Midiendo; mantén esta pestaña en primer plano…
Los dos puntos se mueven a la misma velocidad. El de arriba se actualiza con cada imagen que muestra tu pantalla; el de abajo se salta una de cada dos. Cuanto mayor sea la diferencia, más rápida es tu pantalla.
Ninguna imagen perdida hasta ahora: el movimiento de arriba es todo lo fluido que permite tu pantalla.
El medidor de arriba cronometra a qué velocidad muestra tu pantalla imágenes nuevas y se queda con la respuesta tras unos segundos estables. Esto es lo que significa el número y qué hacer cuando parece demasiado bajo.
Una pantalla muestra movimiento pasando imágenes fijas muy deprisa. La tasa de refresco, expresada en hercios (Hz), es cuántas de esas imágenes muestra cada segundo. 60 Hz es el estándar de siempre; 90, 120, 144 y más son habituales en monitores gaming y móviles recientes.
Con 60 actualizaciones por segundo, un objeto en movimiento salta una distancia perceptible entre imágenes. A 120 o 144, los saltos son la mitad de grandes o menos, así que el desplazamiento, el movimiento del cursor y los juegos se ven más calmados y se sienten más inmediatos. Cuando te acostumbras a una pantalla rápida, reconocer una normal es facilísimo.
La tasa de la pantalla es cuántas imágenes puede mostrar por segundo; los fotogramas por segundo son cuántas imágenes produce realmente tu ordenador o tu juego. Manda el más bajo de los dos. Un PC gaming potente en un monitor de 60 Hz sigue mostrando solo 60 imágenes por segundo, y un monitor rápido de 144 Hz no puede arreglar un juego que apenas llega a 40.
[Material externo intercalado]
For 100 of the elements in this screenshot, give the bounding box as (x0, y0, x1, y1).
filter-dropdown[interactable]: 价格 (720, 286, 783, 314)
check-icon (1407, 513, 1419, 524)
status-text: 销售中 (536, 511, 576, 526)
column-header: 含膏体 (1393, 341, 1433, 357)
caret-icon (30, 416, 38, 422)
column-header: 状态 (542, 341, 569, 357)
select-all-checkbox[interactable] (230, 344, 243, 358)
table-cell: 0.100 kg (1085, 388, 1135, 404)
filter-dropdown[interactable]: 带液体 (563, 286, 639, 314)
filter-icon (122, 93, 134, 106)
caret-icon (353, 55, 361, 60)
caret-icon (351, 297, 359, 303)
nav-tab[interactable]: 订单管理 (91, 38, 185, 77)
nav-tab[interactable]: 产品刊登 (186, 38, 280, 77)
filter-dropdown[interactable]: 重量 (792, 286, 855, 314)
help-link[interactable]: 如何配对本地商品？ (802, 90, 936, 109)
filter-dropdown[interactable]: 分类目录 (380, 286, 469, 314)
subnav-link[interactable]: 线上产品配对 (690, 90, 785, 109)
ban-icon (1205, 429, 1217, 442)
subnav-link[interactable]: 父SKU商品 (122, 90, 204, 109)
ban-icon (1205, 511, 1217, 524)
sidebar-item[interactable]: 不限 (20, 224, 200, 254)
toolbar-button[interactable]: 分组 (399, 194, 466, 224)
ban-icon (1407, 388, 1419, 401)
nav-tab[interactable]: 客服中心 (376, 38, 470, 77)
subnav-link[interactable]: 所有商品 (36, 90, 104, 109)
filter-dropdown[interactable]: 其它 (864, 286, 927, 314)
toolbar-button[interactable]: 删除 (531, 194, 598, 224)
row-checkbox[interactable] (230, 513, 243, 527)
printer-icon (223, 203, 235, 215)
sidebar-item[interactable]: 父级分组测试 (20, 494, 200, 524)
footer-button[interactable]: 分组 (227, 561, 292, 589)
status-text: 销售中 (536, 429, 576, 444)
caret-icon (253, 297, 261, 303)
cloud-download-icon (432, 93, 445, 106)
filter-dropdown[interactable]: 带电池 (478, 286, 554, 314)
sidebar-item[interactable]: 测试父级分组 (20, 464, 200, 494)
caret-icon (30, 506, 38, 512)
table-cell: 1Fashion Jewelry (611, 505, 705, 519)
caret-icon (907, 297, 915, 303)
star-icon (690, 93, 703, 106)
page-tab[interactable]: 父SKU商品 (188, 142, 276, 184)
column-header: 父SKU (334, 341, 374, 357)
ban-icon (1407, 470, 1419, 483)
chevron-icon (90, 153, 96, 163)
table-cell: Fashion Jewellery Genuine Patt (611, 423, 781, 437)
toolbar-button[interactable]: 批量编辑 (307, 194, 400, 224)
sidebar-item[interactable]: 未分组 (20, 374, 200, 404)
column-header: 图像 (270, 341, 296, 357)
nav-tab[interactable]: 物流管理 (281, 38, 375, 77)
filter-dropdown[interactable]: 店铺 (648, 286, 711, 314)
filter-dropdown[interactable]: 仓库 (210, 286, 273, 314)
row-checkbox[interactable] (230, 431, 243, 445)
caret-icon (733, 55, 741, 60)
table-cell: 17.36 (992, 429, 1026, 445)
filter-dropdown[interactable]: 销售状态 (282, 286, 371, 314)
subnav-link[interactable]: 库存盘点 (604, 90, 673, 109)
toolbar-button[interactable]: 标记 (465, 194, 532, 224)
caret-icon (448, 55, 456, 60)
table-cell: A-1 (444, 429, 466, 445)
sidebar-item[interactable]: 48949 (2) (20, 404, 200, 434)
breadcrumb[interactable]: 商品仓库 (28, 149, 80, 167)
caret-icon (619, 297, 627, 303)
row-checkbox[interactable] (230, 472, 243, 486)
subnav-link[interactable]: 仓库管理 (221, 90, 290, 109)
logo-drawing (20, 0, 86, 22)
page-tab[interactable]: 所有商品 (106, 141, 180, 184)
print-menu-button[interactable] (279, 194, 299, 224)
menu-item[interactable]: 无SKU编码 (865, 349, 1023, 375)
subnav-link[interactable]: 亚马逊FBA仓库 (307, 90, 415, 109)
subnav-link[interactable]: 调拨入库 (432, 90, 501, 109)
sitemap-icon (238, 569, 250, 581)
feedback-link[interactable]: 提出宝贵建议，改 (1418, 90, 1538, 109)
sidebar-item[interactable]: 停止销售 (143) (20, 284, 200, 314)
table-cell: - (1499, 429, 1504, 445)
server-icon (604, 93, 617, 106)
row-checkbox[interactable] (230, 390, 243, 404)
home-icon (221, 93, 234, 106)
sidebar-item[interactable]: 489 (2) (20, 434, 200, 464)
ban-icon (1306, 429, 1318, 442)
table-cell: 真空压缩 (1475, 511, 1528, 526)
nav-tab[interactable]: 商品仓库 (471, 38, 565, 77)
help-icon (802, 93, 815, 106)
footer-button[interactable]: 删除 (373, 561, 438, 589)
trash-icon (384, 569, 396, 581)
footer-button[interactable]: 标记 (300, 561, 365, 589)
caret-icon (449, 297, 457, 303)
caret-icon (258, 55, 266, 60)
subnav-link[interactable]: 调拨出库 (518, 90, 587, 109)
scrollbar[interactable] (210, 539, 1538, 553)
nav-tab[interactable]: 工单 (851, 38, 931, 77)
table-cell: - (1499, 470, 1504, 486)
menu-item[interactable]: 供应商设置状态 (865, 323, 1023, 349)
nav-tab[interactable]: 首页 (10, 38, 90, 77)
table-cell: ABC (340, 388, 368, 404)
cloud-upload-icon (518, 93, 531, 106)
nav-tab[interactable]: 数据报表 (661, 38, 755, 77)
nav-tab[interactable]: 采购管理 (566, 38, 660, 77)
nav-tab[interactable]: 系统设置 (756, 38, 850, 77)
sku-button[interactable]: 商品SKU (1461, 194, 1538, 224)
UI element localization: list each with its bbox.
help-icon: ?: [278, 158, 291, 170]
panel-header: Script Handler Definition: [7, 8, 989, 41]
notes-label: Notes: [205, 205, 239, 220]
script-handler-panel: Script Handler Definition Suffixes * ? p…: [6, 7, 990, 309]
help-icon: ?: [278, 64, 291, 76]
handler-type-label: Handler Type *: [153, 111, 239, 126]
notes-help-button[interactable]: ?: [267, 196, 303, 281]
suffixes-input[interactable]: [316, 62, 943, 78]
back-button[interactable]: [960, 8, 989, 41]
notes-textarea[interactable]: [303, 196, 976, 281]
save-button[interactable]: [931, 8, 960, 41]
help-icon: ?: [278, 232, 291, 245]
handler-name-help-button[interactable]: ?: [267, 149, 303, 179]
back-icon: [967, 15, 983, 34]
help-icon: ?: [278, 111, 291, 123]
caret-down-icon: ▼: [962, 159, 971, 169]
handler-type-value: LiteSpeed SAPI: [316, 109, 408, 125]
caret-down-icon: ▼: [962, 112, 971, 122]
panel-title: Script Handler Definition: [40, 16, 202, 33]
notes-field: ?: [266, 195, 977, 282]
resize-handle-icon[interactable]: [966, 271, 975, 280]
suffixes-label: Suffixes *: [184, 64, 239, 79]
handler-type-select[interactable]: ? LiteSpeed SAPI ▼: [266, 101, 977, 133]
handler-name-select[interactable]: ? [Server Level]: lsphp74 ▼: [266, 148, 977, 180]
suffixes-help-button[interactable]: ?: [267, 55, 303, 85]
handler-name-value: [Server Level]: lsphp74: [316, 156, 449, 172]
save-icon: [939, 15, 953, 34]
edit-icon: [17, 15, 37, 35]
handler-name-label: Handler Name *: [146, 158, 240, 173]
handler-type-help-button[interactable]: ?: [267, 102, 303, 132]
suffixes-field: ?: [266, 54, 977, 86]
Normalmente hay algo frenándola a propósito para ahorrar energía. Los móviles bajan a 60 con el ahorro de batería activado o con la batería baja, los portátiles hacen lo mismo en perfiles de ahorro de energía, y algunos navegadores mantienen las páginas a 60 incluso en pantallas más rápidas. Enchufa el equipo, desactiva el ahorro de batería y repite la prueba.
Un número sorprendente de monitores rápidos sale de fábrica configurado a 60. En Windows, abre Configuración → Sistema → Pantalla → Configuración de pantalla avanzada y elige la tasa más alta de la lista. En un Mac, Ajustes del Sistema → Pantallas → Frecuencia de actualización. Revisa también el cable: los cables y puertos HDMI antiguos no pueden transportar tasas altas a resoluciones altas; DisplayPort normalmente sí.